Dynamics of the E. coli β-Clamp Dimer Interface and Its Influence on DNA Loading.

机构信息

Department of Chemistry and Chemical Biology, Northeastern University, Boston, Massachusetts.

Department of Chemistry, University of North Texas, Denton, Texas.

出版信息

Biophys J. 2019 Aug 6;117(3):587-601. doi: 10.1016/j.bpj.2019.06.035. Epub 2019 Jul 5.

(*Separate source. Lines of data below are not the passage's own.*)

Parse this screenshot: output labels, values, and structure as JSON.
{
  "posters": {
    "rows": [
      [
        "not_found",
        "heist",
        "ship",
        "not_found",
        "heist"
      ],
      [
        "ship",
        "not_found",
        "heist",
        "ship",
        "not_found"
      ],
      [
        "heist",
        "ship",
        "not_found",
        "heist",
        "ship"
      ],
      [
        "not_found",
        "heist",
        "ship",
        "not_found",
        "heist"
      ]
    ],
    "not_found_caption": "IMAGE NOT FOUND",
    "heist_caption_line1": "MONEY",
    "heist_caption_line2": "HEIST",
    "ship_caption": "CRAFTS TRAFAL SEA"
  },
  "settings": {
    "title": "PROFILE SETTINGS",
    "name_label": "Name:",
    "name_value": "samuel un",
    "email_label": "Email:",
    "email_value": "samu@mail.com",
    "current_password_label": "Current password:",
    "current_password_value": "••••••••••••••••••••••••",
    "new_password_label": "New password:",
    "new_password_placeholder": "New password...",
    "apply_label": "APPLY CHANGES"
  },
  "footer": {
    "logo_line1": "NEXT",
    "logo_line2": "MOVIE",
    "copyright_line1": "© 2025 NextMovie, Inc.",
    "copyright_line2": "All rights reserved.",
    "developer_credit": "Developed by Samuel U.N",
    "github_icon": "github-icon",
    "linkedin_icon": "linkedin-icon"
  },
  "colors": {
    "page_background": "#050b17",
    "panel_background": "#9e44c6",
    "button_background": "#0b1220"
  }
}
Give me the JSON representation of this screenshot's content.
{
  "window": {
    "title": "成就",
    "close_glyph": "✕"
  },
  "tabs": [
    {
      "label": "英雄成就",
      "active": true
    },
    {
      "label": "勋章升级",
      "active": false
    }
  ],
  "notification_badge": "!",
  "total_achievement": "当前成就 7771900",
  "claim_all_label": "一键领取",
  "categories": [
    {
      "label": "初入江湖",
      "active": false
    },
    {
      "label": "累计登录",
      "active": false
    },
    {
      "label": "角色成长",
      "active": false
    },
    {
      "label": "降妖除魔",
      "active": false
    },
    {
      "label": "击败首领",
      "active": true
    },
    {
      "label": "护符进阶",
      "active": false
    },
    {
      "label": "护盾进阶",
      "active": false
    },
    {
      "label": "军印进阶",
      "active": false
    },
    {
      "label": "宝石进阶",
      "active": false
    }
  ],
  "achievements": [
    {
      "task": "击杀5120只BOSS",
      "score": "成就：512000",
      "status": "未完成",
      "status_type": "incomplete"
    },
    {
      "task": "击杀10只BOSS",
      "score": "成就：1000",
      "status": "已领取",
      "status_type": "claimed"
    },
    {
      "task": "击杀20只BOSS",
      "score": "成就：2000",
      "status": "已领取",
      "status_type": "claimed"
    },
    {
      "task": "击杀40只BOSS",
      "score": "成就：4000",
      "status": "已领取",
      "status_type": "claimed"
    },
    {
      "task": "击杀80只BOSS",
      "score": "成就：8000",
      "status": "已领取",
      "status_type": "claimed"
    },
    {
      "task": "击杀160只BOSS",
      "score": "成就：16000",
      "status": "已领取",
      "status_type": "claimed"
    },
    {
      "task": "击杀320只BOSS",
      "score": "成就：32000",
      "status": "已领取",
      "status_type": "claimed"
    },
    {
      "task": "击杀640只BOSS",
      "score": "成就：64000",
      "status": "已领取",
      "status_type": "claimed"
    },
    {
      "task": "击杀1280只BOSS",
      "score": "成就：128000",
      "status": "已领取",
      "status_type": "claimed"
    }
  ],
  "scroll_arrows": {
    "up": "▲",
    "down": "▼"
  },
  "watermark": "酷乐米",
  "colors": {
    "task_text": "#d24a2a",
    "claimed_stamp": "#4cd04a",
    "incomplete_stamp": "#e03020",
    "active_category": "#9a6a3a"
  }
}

DOI:10.1016/j.bpj.2019.06.035
PMID:31349986
原文链接:https://pmc.ncbi.nlm.nih.gov/articles/PMC6697468/
Abstract

The ring-shaped sliding clamp proteins have crucial roles in the regulation of DNA replication, recombination, and repair in all organisms. We previously showed that the Escherichia coli β-clamp is dynamic in solution, transiently visiting conformational states in which Domain 1 at the dimer interface is more flexible and prone to unfolding. This work aims to understand how the stability of the dimer interface influences clamp-opening dynamics and clamp loading by designing and characterizing stabilizing and destabilizing mutations in the clamp. The variants with stabilizing mutations conferred similar or increased thermostability and had similar quaternary structure as compared to the wild type. These variants stimulated the ATPase function of the clamp loader, complemented cell growth of a temperature-sensitive strain, and were successfully loaded onto a DNA substrate. The L82D and L82E I272A variants with purported destabilizing mutations had decreased thermostability, did not complement the growth of a temperature-sensitive strain, and had weakened dimerization as determined by native trapped ion mobility spectrometry-mass spectrometry. The β L82E variant had a reduced melting temperature but dimerized and complemented growth of a temperature-sensitive strain. All three clamps with destabilizing mutations had perturbed loading on DNA. Molecular dynamics simulations indicate altered hydrogen-bonding patterns at the dimer interface, and cross-correlation analysis showed the largest perturbations in the destabilized variants, consistent with the observed change in the conformations and functions of these clamps.

摘要

环形滑动夹蛋白在所有生物中对 DNA 复制、重组和修复的调节起着至关重要的作用。我们之前曾表明,大肠杆菌 β 夹在溶液中是动态的,它会短暂地进入构象状态,在这种状态下,二聚体界面上的结构域 1 更灵活,更容易展开。这项工作旨在通过设计和鉴定夹上的稳定和不稳定突变,了解二聚体界面的稳定性如何影响夹的开口动力学和加载。与野生型相比,具有稳定突变的变体赋予了相似或更高的热稳定性,并且具有相似的四级结构。这些变体刺激了夹加载器的 ATP 酶功能,补充了温度敏感菌株的生长,并成功加载到 DNA 底物上。据推测具有不稳定突变的 L82D 和 L82E I272A 变体,其热稳定性降低,不能补充温度敏感菌株的生长,并且通过天然捕获离子迁移率谱-质谱法确定其二聚化减弱。β L82E 变体的熔点降低,但仍能二聚化并补充温度敏感菌株的生长。所有三个具有不稳定突变的夹都对 DNA 的加载产生了干扰。分子动力学模拟表明二聚体界面上氢键模式发生改变,互相关分析表明在不稳定变体中存在最大的扰动,这与这些夹的构象和功能的观察到的变化一致。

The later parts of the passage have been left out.